你能帮我解决Pypark(齐柏林飞艇)中的这个错误吗
java.net.ConnectException: Connection refused (Connection refused)
at java.net.PlainSocketImpl.socketConnect(Native Method)
at java.net.AbstractPlainSocketImpl.doConnect(AbstractPlainSocketImpl.java:350)
at java.net.AbstractPlainSocketImpl.connectToAddress(AbstractPlainSocketImpl.java:206)
at java.net.AbstractPlainSocketImpl.connect(AbstractPlainSocketImpl.java:188)
at java.net.SocksSocketImpl.connect(SocksSocketImpl.java:392)
at java.net.Socket.connect(Socket.java:589)
at org.apache.thrift.transport.TSocket.open(TSocket.java:182)
at org.apache.zeppelin.interpreter.remote.ClientFactory.create(ClientFactory.java:51)
at org.apache.zeppelin.interpreter.remote.ClientFactory.create(ClientFactory.java:37)
at org.apache.commons.pool2.BasePooledObjectFactory.makeObject(BasePooledObjectFactory.java:60)
at org.apache.commons.pool2.impl.GenericObjectPool.create(GenericObjectPool.java:861)
at org.apache.commons.pool2.impl.GenericObjectPool.borrowObject(GenericObjectPool.java:435)
at org.apache.commons.pool2.impl.GenericObjectPool.borrowObject(GenericObjectPool.java:363)
at org.apache.zeppelin.interpreter.remote.RemoteInterpreterProcess.getClient(RemoteInterpreterProcess.java:62)
at org.apache.zeppelin.interpreter.remote.RemoteInterpreterProcess.callRemoteFunction(RemoteInterpreterProcess.java:133)
at org.apache.zeppelin.interpreter.remote.RemoteInterpreter.open(RemoteInterpreter.java:139)
at org.apache.zeppelin.interpreter.remote.RemoteInterpreter.getFormType(RemoteInterpreter.java:299)
at org.apache.zeppelin.notebook.Paragraph.jobRun(Paragraph.java:408)
at org.apache.zeppelin.scheduler.Job.run(Job.java:188)
at org.apache.zeppelin.scheduler.RemoteScheduler$JobRunner.run(RemoteScheduler.java:315)

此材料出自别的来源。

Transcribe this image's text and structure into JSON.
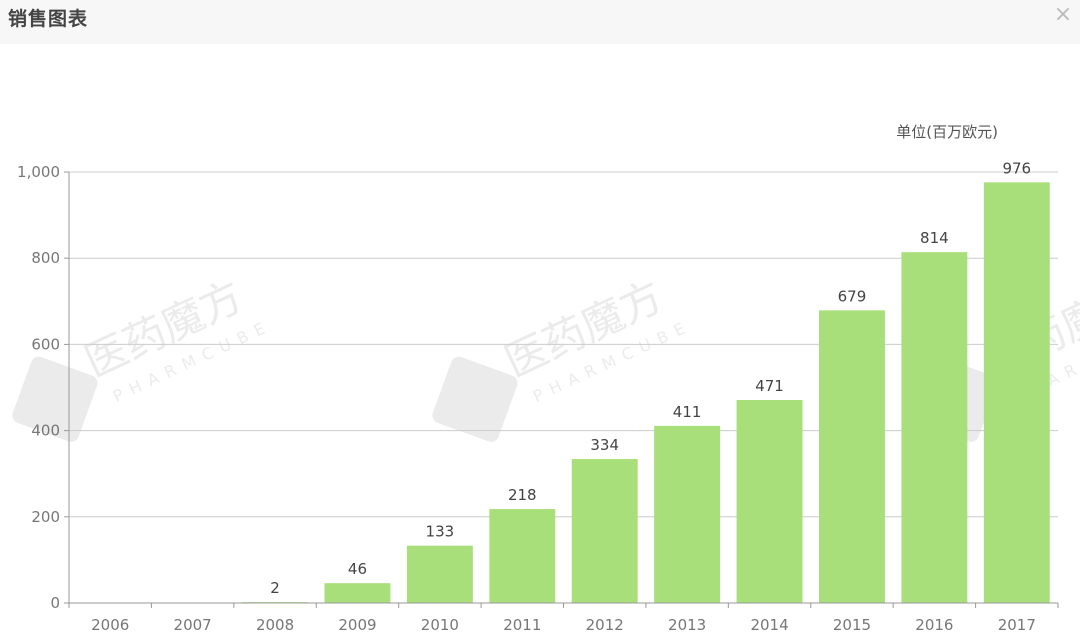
{
  "window": {
    "title": "销售图表",
    "close_icon": "close-icon",
    "close_glyph": "×"
  },
  "watermark": {
    "name": "医药魔方",
    "subtitle": "PHARMCUBE",
    "logo_letters": [
      "P",
      "M",
      "C"
    ]
  },
  "chart_data": {
    "type": "bar",
    "unit_label": "单位(百万欧元)",
    "categories": [
      "2006",
      "2007",
      "2008",
      "2009",
      "2010",
      "2011",
      "2012",
      "2013",
      "2014",
      "2015",
      "2016",
      "2017"
    ],
    "values": [
      0,
      0,
      2,
      46,
      133,
      218,
      334,
      411,
      471,
      679,
      814,
      976
    ],
    "data_labels": [
      "",
      "",
      "2",
      "46",
      "133",
      "218",
      "334",
      "411",
      "471",
      "679",
      "814",
      "976"
    ],
    "ylim": [
      0,
      1000
    ],
    "yticks": [
      0,
      200,
      400,
      600,
      800,
      1000
    ],
    "ytick_labels": [
      "0",
      "200",
      "400",
      "600",
      "800",
      "1,000"
    ],
    "grid": true,
    "colors": {
      "bar": "#a8df7a",
      "grid": "#cccccc",
      "axis": "#999999"
    }
  }
}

at java.util.concurrent.Executors$RunnableAdapter.call(Executors.java:511)
at java.util.concurrent.FutureTask.run(FutureTask.java:266)
at java.util.concurrent.ScheduledThreadPoolExecutor$ScheduledFutureTask.access$201(ScheduledThreadPoolExecutor.java:180)

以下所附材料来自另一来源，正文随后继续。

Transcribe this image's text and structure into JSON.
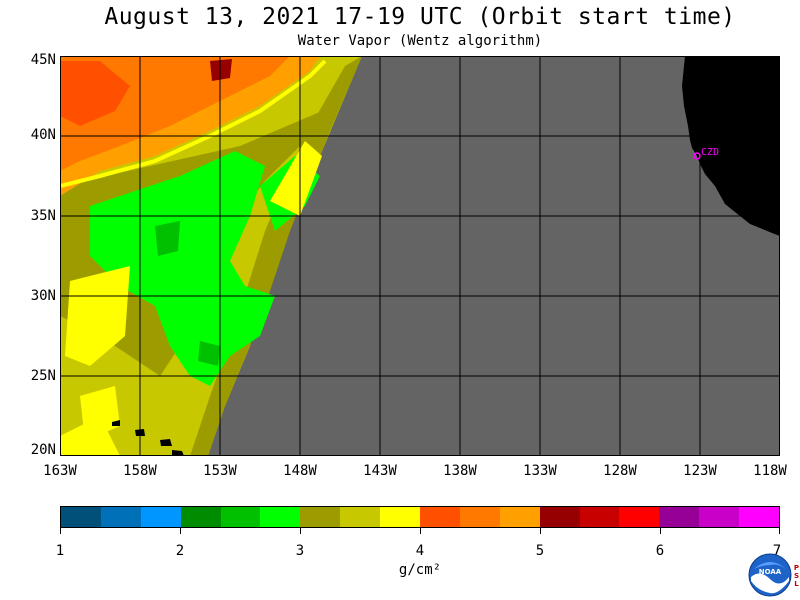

at java.util.concurrent.ScheduledThreadPoolExecutor$ScheduledFutureTask.run(ScheduledThreadPoolExecutor.java:293)
at java.util.concurrent.ThreadPoolExecutor.runWorker(ThreadPoolExecutor.java:1149)
at java.util.concurrent.ThreadPoolExecutor$Worker.run(ThreadPoolExecutor.java:624)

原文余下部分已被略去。